Ellington will be the focal point of the Vols’ defense on Saturday. However, senior running back Tra Barnett and sophomore wide receiver Cornelius McCoy are both viable threats who will command attention as well. Meanwhile, the left side of the Georgia State offensive line features a pair of all-conference talents in Hunter Atkinson and Shamarious Gilmore.
In terms of game plan, look for Georgia State offensive coordinator Brad Glenn to try and exploit the absence of two of Tennessee’s best players on Saturday in linebacker Daniel Bituli (minor knee procedure) and cornerback Bryce Thompson (suspended). Filling the void for the Vols will be a pair of highly regarded true freshmen — LB Henry To’oto’o and CB Warren Burrell. Both players are extremely talented, but the Panther offense is sure to test their inexperience early and often.
The Panthers will also try to test Tennessee’s inexperienced defensive line, which lost all three starters from last season. Emmit Gooden, the Vols’ top returning defensive lineman, was also lost for the season with a torn ACL early in fall camp. The good news is that highly touted Michigan transfer Aubrey Solomon was declared eligible by the NCAA earlier in the week and should help bolster the new-look Tennessee front.
While there will likely be a few bumps in the road in Derrick Ansley’s debut as the Vols’ defensive coordinator, Tennessee still has a significant edge, and for the most part, the Vols should be able to hold the Panther attack at bay.
When Tennessee Has the Ball
Tennessee’s struggles on offense in 2018 were well documented, which is a big reason why offensive coordinator Jim Chaney was brought in from Georgia to help right the ship. Chaney inherits an experienced group of playmakers at the skill positions. But much of the Vols’ success on offense this season (or lack thereof) hinges on the improvement of Tennessee’s much-maligned offensive line and quarterback Jarrett Guarantano’s ability to take a step forward in 2019.

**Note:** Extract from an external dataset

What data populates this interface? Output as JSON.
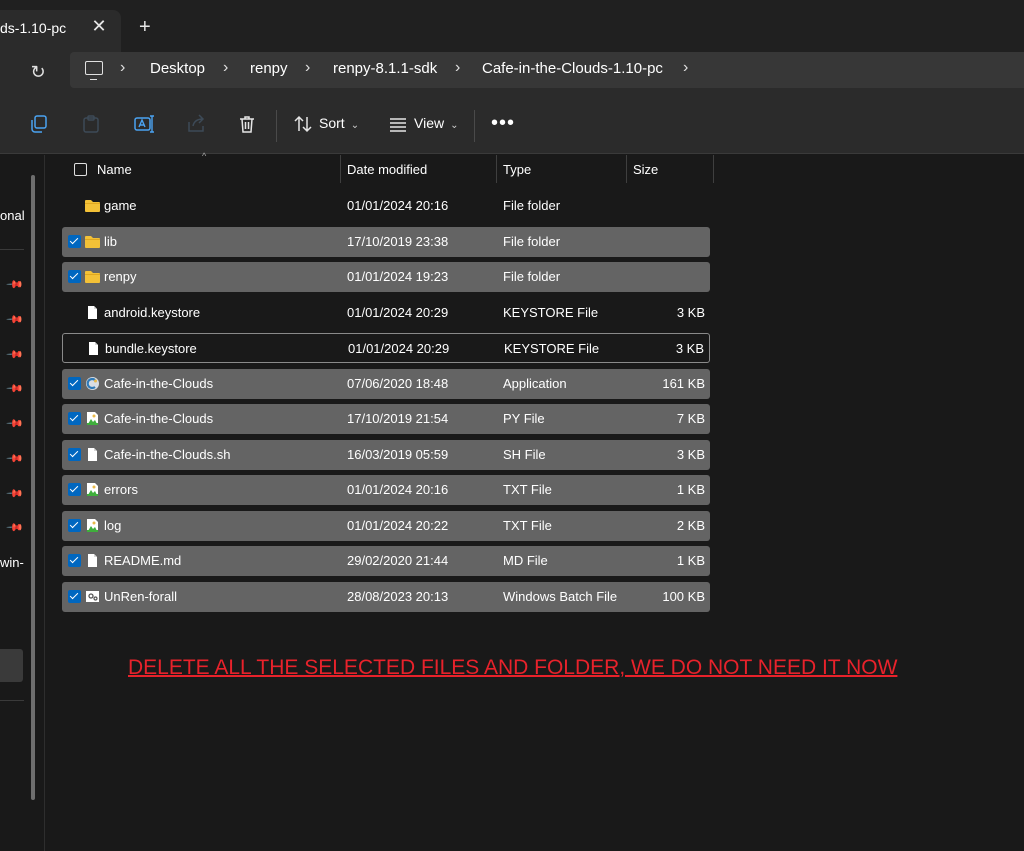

Jeremy Pruitt will use this game as an opportunity to test out a wide rotation of players along the offensive line in search of the “right combination.” Fortunately, star offensive lineman Trey Smith will be among those in the rotation. Smith was medically cleared to play this week, following a long stint on the sidelines with blood clots in his lungs.
While the Georgia State defense should be improved with the return of seven starters from last season, that is far from a huge vote of confidence for a group that ranked among the worst in the nation in 2018, primarily against lackluster competition. For that reason, Jim Chaney isn’t likely to open up the playbook too much on Saturday with bigger fish to fry down the line.
That said, you can probably expect Guarantano to take a few deep shots downfield. The Georgia State defense allowed the second-most plays of 30-plus yards in the FBS last season, averaging 3.6 per game. That also bodes well for big-play running back Ty Chandler.
Even with the Tennessee defense at less than full strength on Saturday, the Vols should be just fine on that side of the football. The bigger question: Will we see the same Tennessee offense that sputtered in easy matchups against the likes of UTEP and Charlotte last season, or will we see a much-improved Tennessee offense capable of dominating inferior competition? Time will tell, but all signs are pointing to the latter. While Georgia State will be a better football team in 2019, the Panthers are no match for a far superior Tennessee team on the road.